Is this bad news for the Premier League’s appeal? Not necessarily.
One result of the consistency of the big clubs is that there are just five points between top and fifth in the league, lending even more significance to the games between the top five. The fewer points they drop against mid-table and lowly sides, the tighter the battle for the title.
The “best of the rest” are sixth-placed Bournemouth, who cruised to an impressive 3-0 win at Fulham and are one point behind Tottenham.
Eddie Howe’s side are enjoying deserved plaudits but they face a tough stretch of fixtures with Manchester United, Arsenal and Manchester City coming up.
If anyone looks capable of upsetting the top clubs it is the Cherries so it will be fascinating to see where they stand at the end of November.
After spending over 100 million pounds ($128.2 million) on players in the off-season, Fulham fans surely expected better for their promoted side than one win and five points from their opening 10 games.
Many pundits have predicted that Serbian Slavisa Jokanovic could be the first Premier League manager sacking of the season if his side cannot beat fellow strugglers Huddersfield Town next week.
But Fulham American owner Shahid Khan comes from the NFL culture where coaches are given time to work with their teams and mid-season firings are rare.

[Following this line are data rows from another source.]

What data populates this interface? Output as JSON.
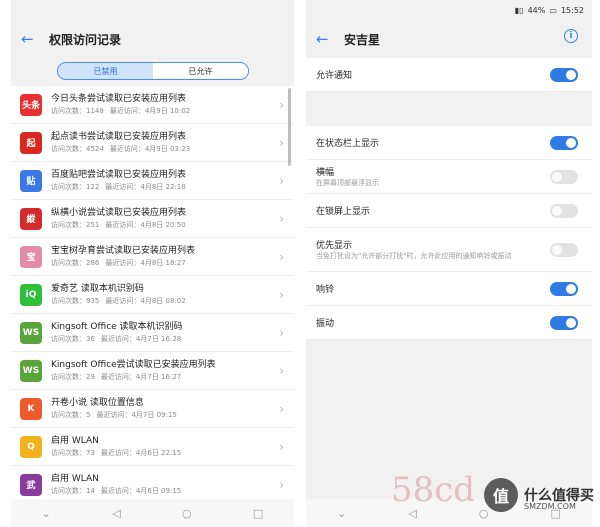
{
  "left": {
    "header": {
      "title": "权限访问记录"
    },
    "tabs": [
      {
        "label": "已禁用",
        "active": true
      },
      {
        "label": "已允许",
        "active": false
      }
    ],
    "items": [
      {
        "icon": "toutiao-icon",
        "icon_text": "头条",
        "color": "#e93030",
        "title": "今日头条尝试读取已安装应用列表",
        "count_label": "访问次数：1148",
        "last_label": "最近访问：4月9日 10:02"
      },
      {
        "icon": "qidian-icon",
        "icon_text": "起",
        "color": "#d8281f",
        "title": "起点读书尝试读取已安装应用列表",
        "count_label": "访问次数：4524",
        "last_label": "最近访问：4月9日 03:23"
      },
      {
        "icon": "tieba-icon",
        "icon_text": "贴",
        "color": "#3a78e6",
        "title": "百度贴吧尝试读取已安装应用列表",
        "count_label": "访问次数：122",
        "last_label": "最近访问：4月8日 22:18"
      },
      {
        "icon": "zongheng-icon",
        "icon_text": "縱",
        "color": "#d42c2c",
        "title": "纵横小说尝试读取已安装应用列表",
        "count_label": "访问次数：251",
        "last_label": "最近访问：4月8日 20:50"
      },
      {
        "icon": "baobaoshu-icon",
        "icon_text": "宝",
        "color": "#e58aa8",
        "title": "宝宝树孕育尝试读取已安装应用列表",
        "count_label": "访问次数：286",
        "last_label": "最近访问：4月8日 18:27"
      },
      {
        "icon": "iqiyi-icon",
        "icon_text": "iQ",
        "color": "#2fbf3a",
        "title": "爱奇艺 读取本机识别码",
        "count_label": "访问次数：935",
        "last_label": "最近访问：4月8日 08:02"
      },
      {
        "icon": "kingsoft-icon",
        "icon_text": "WS",
        "color": "#5aa53a",
        "title": "Kingsoft Office 读取本机识别码",
        "count_label": "访问次数：36",
        "last_label": "最近访问：4月7日 16:28"
      },
      {
        "icon": "kingsoft-icon",
        "icon_text": "WS",
        "color": "#5aa53a",
        "title": "Kingsoft Office尝试读取已安装应用列表",
        "count_label": "访问次数：29",
        "last_label": "最近访问：4月7日 16:27"
      },
      {
        "icon": "kaijuan-icon",
        "icon_text": "K",
        "color": "#ee5a2a",
        "title": "开卷小说 读取位置信息",
        "count_label": "访问次数：5",
        "last_label": "最近访问：4月7日 09:15"
      },
      {
        "icon": "qiyong-icon",
        "icon_text": "Q",
        "color": "#f2b21e",
        "title": "启用 WLAN",
        "count_label": "访问次数：73",
        "last_label": "最近访问：4月6日 22:15"
      },
      {
        "icon": "game-icon",
        "icon_text": "武",
        "color": "#8a3b9c",
        "title": "启用 WLAN",
        "count_label": "访问次数：14",
        "last_label": "最近访问：4月6日 09:15"
      }
    ]
  },
  "right": {
    "status": {
      "battery": "44%",
      "time": "15:52"
    },
    "header": {
      "title": "安吉星"
    },
    "settings": [
      {
        "label": "允许通知",
        "on": true
      },
      {
        "label": "在状态栏上显示",
        "on": true
      },
      {
        "label": "横幅",
        "sub": "在屏幕顶部悬浮显示",
        "on": false
      },
      {
        "label": "在锁屏上显示",
        "on": false
      },
      {
        "label": "优先显示",
        "sub": "当免打扰设为\"允许部分打扰\"时，允许此应用的通知响铃或振动",
        "on": false
      },
      {
        "label": "响铃",
        "on": true
      },
      {
        "label": "振动",
        "on": true
      }
    ]
  },
  "watermark": {
    "site": "58cd",
    "brand": "什么值得买",
    "domain": "SMZDM.COM"
  }
}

He publicly backed Jokanovic after Saturday’s defeat but will also know from experience that, unlike in the NFL, relegation can wreck the best-drafted business plan.
Few expected Ross Barkley to see much playing time under Maurizio Sarri at Chelsea but the 15 million-pound signing from Everton has been one of the team’s key performers in recent weeks.
Barkley, now back in the England squad, created the opening goal at Burnley and added the second himself and he looks better every week. At just 24 he is not yet at his peak and that fee paid to Everton in January is looking like a bargain.